We’ve also compiled some common questions from parents about mental health.
How do I know if what I’m feeling is depression?
It can be difficult for parents to know if what they are feeling is a normal reaction to the many demands of parenting, or depression. The best way to find out if you’re experiencing depression, postpartum depression, or another mental health condition is to talk to your doctor. If you are a woman who has given birth in the last year, your Ob/gyn is a good place to start. Otherwise, you can start by talking to your primary care physician. If you don’t have a doctor you are comfortable contacting, the resources above like the National Suicide Prevention Lifeline are free and available 24/7.

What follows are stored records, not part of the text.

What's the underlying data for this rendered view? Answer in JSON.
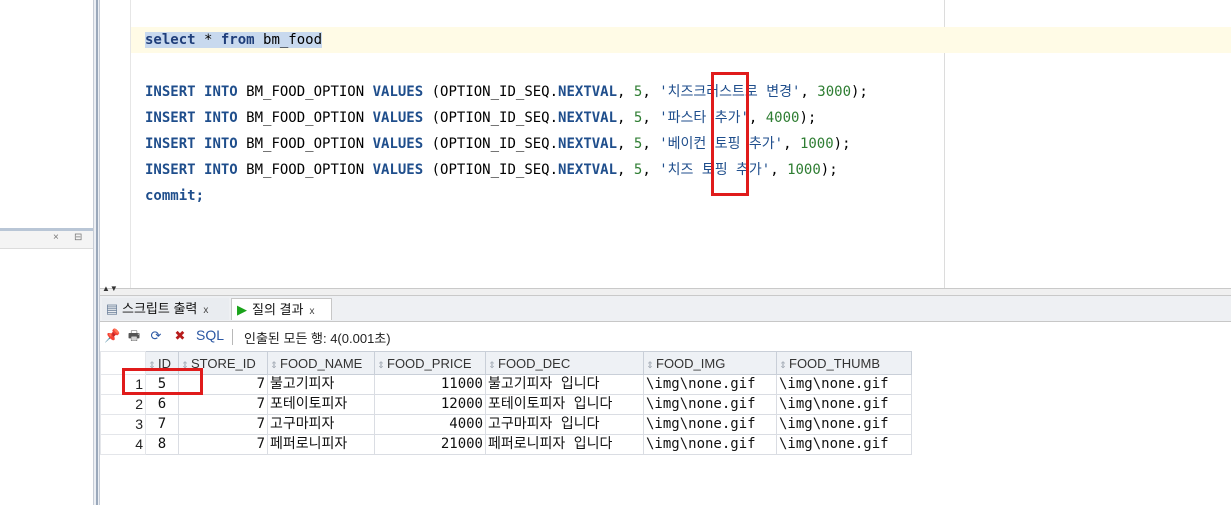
{
  "editor": {
    "select_line": [
      "select",
      " * ",
      "from",
      " bm_food"
    ],
    "insert_rows": [
      {
        "kw1": "INSERT",
        "kw2": "INTO",
        "table": " BM_FOOD_OPTION ",
        "kw3": "VALUES",
        "open": " (OPTION_ID_SEQ.",
        "nextval": "NEXTVAL",
        "sep": ", ",
        "id": "5",
        "comma": ", ",
        "str": "'치즈크러스트로 변경'",
        "sep2": ", ",
        "price": "3000",
        "end": ");"
      },
      {
        "kw1": "INSERT",
        "kw2": "INTO",
        "table": " BM_FOOD_OPTION ",
        "kw3": "VALUES",
        "open": " (OPTION_ID_SEQ.",
        "nextval": "NEXTVAL",
        "sep": ", ",
        "id": "5",
        "comma": ", ",
        "str": "'파스타 추가'",
        "sep2": ", ",
        "price": "4000",
        "end": ");"
      },
      {
        "kw1": "INSERT",
        "kw2": "INTO",
        "table": " BM_FOOD_OPTION ",
        "kw3": "VALUES",
        "open": " (OPTION_ID_SEQ.",
        "nextval": "NEXTVAL",
        "sep": ", ",
        "id": "5",
        "comma": ", ",
        "str": "'베이컨 토핑 추가'",
        "sep2": ", ",
        "price": "1000",
        "end": ");"
      },
      {
        "kw1": "INSERT",
        "kw2": "INTO",
        "table": " BM_FOOD_OPTION ",
        "kw3": "VALUES",
        "open": " (OPTION_ID_SEQ.",
        "nextval": "NEXTVAL",
        "sep": ", ",
        "id": "5",
        "comma": ", ",
        "str": "'치즈 토핑 추가'",
        "sep2": ", ",
        "price": "1000",
        "end": ");"
      }
    ],
    "commit_line": "commit;"
  },
  "tabs": [
    {
      "label": "스크립트 출력",
      "close": "x"
    },
    {
      "label": "질의 결과",
      "close": "x"
    }
  ],
  "results_toolbar": {
    "sql_label": "SQL",
    "status": "인출된 모든 행: 4(0.001초)"
  },
  "left_panel": {
    "close": "×",
    "minimize": "⊟"
  },
  "grid": {
    "columns": [
      "ID",
      "STORE_ID",
      "FOOD_NAME",
      "FOOD_PRICE",
      "FOOD_DEC",
      "FOOD_IMG",
      "FOOD_THUMB"
    ],
    "rows": [
      {
        "n": "1",
        "id": "5",
        "store_id": "7",
        "name": "불고기피자",
        "price": "11000",
        "dec": "불고기피자 입니다",
        "img": "\\img\\none.gif",
        "thumb": "\\img\\none.gif"
      },
      {
        "n": "2",
        "id": "6",
        "store_id": "7",
        "name": "포테이토피자",
        "price": "12000",
        "dec": "포테이토피자 입니다",
        "img": "\\img\\none.gif",
        "thumb": "\\img\\none.gif"
      },
      {
        "n": "3",
        "id": "7",
        "store_id": "7",
        "name": "고구마피자",
        "price": "4000",
        "dec": "고구마피자 입니다",
        "img": "\\img\\none.gif",
        "thumb": "\\img\\none.gif"
      },
      {
        "n": "4",
        "id": "8",
        "store_id": "7",
        "name": "페퍼로니피자",
        "price": "21000",
        "dec": "페퍼로니피자 입니다",
        "img": "\\img\\none.gif",
        "thumb": "\\img\\none.gif"
      }
    ]
  },
  "colors": {
    "highlight_box": "#e01b1b",
    "keyword": "#1f4e8c",
    "number": "#2e7d32"
  }
}
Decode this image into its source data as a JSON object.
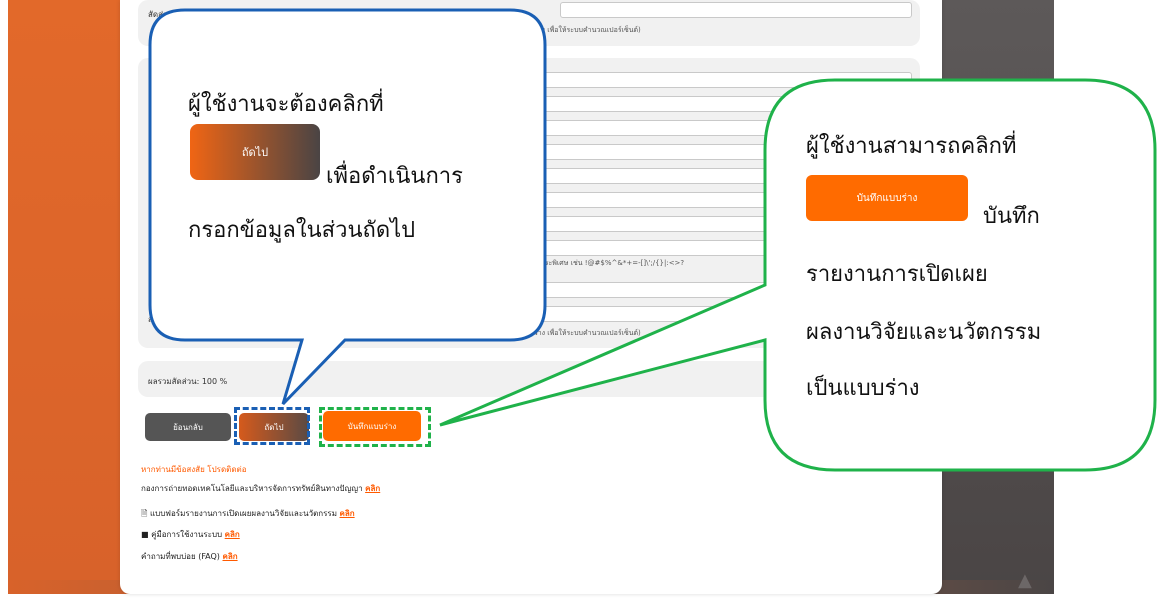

What are postpartum depression and postpartum anxiety?
It is normal to experience sadness or other strong emotions after childbirth as you experience a sudden drop in pregnancy hormones. If these feelings, commonly referred to as the “baby blues,” last longer than a couple weeks, then you might be suffering from postpartum depression (PPD) or postpartum anxiety (PPA). These conditions affect at least 10% of new moms and are best diagnosed and treated by a medical professional.
Will my kids get taken away if I seek help for depression?
No. Your children will not get taken away from you for seeking help. This is a common misconception that prevents parents, especially those suffering for postpartum depression or anxiety, from seeking help. One of the best things you can do for your children is to take care of your own health, including your mental health.
I’m worried about a friend, family member or loved one. What do I do?
The first step to helping a loved one with depression is to talk to them about your concerns. Let them know you’re worried and ask what you can do to help. The National Suicide Prevention Lifeline can offer resources for finding help for your loved ones, as well as give you detailed instructions on how to care for someone in crisis.
What if I can’t afford help?
Many therapists and mental health professionals offer sliding scale payment options, meaning they can work with you to provide care at a price you can afford. The National Mental Health Alliance can also help with finding free or affordable mental healthcare across the United States via their helpline at 1–800–950-NAMI (6264). You can also dial 2–1–1, which is a helpline through United Way that offers referrals to free support groups and clinics throughout the U.S. and Canada.